Our two-day course on high-performance machine learning provides the necessary skills to train neural networks and extract the most relevant information from datasets. During our hands-on sessions you will have the opportunity to work on our high-performance systems with different types of data, and learn how to tune your model to obtain optimal results in the most efficient way. Curious about what you're going to learn?
Uncover the essence of machine learning theories and algorithmic insights through hands-on exploration. For example, work with a high-level machine learning API (Keras) or explore hyperparameter space to improve a neural network. Additionally, dive into fully connected networks, convolutional networks and autoencoders (time permitting).
Program day 1:
- Introduction to Deep Learning
- Using the PyTorch framework
- Fully connected networks, Convolutional networks, Autoencoders (time permitting)
Learn how to set up your (preinstalled) software environment and overcome file limitations that can slow down your training speed. Grasp the technical capabilities of modern day CPUs and GPUs and how to use multiple CPUs or GPUs in a single training. Finally, discover how to find bottlenecks in your code through creating a (PyTorch) profile.
Program day 2:
- Software installations on HPC systems
- Packed file formats for Machine Learning
- Parallel computing for deep learning
- Hardware (e.g. Tensor cores) and software features (e.g. low level libraries for deep learning) to accelerated deep learning
- Profiling TensorFlow with TensorBoard
Everyone interested in getting familiar with machine learning at scale, from the basics up to more advanced topics.

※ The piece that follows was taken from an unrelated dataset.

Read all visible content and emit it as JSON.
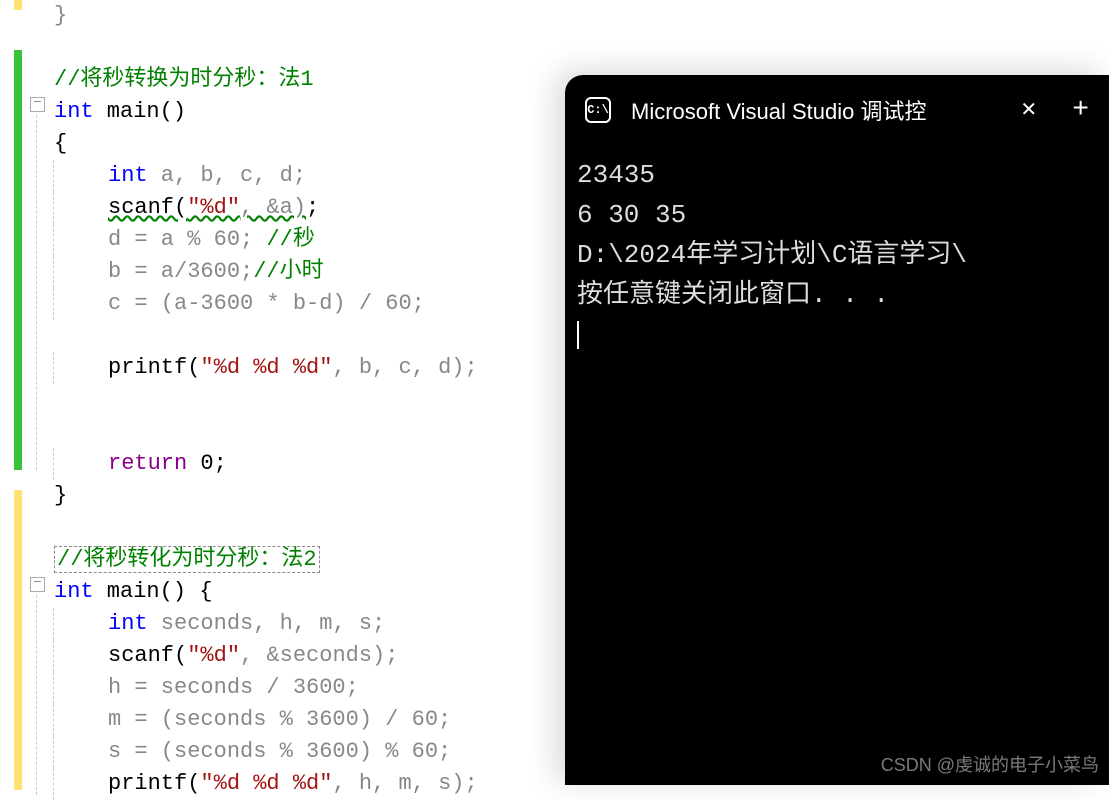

If you're unable to attend in Amsterdam, we offer the possibility to follow this course online. However, our preference is for you to be physically present for the best learning experience.
You can apply for this course if you have:
- Basic knowledge on statistics;
- Basic knowledge on linear algebra;
- Basic knowledge on Python programming;
some experience with the use of Jupyter Notebooks is desirable, but not essential;
- Basic knowledge on parallel computing is helpful, but not required.